Sept. 17 is Constitution Day. It’s a great time to reread our Constitution and remember the freedoms we enjoy and the responsibilities of our political leaders.

The first amendment of the Constitution includes, “Congress shall make no law…abridging the freedom of speech…”

If Congress can’t make such laws, then no one can – since Congress is supposed to be the only branch of our Republic given the power to make laws.

Our founding fathers revered many in the Roman Republic and looked up to them.

One of them was Cato the Younger.

After years of fighting despotism, he was about to go before Rome’s new leader, Julius Caesar. Caesar said he would pardon Cato, but shortly before Cato was to go before the tyrant, he said, “I, who have been brought up in freedom, with the right of free speech, cannot in my old age change and learn slavery instead.”

He then committed suicide to avoid living under tyranny.

That seems a little overboard; is free speech really that important?

Free speech is considered by many – along with freedom of the press – to be the bulwark of liberty.
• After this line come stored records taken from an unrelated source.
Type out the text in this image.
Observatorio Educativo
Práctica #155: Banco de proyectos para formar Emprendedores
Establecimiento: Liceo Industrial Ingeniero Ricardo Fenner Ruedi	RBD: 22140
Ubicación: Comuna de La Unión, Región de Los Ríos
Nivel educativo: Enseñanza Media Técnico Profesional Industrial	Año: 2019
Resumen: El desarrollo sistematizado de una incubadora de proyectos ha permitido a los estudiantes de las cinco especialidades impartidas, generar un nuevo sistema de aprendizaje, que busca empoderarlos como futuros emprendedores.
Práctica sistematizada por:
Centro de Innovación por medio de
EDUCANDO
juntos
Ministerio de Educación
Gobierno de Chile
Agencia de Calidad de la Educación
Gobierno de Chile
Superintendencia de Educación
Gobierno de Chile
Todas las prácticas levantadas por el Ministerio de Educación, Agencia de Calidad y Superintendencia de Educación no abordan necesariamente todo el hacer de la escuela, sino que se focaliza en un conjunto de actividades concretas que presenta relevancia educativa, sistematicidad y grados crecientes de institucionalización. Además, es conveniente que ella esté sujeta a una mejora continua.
All the way back in Athens, Demosthenes (384-322 B.C.) argued free speech is essential to furthering truth; that free speech and political debate lead to truth.

Now this places responsibility on citizens to
listen to all sides of arguments, but this was why Demosthenes regarded Athens as greater than Sparta.

Later, the Puritan minister Roger Williams (1603-83) argued that because we don’t have absolute knowledge – and since each person has inherent value – we should have broad tolerance of ideas in the public square.

But what about “hate speech?” Should we allow Westboro Baptist Church with their repulsive messages? In 1977, Neo-Nazis were defended to express their hate in Jewish neighborhoods.

There are at least two reasons that it is good for even bad/hateful ideas to be defended:

ν Who defines hate speech? White southerners in the 1960s argued MLK was inciting violent social change. In fact, the KKK argued that their speech was protected precisely because the hate speech of Stokely Carmichael and Malcolm X was as well – and there ought not be two tiers of justice in regard to the rule of law.

ν If you suppress bad/hateful ideas, they will still exist and be around. However, if you allow them, they can be exposed and publicaly refuted. Only after an idea has survived scrutiny in prolonged exposure under the court of public opinion is it even worthy of respect.

In the pursuit of knowledge and truth, the freedom of speech is crucial. Suppression of freedom of speech doesn’t lead to truth; it leads to merely the opinions of the politically powerful.

Our culture of political correctness and “repressive tolerance” inevitably attacks freedom of speech, leading to viewpoint discrimination, intolerance and – frankly – a Woke Inquisition.

As Thomas Jefferson said, “The price of liberty is eternal vigilance.”

The least we should do is know our rights, in order to defend them.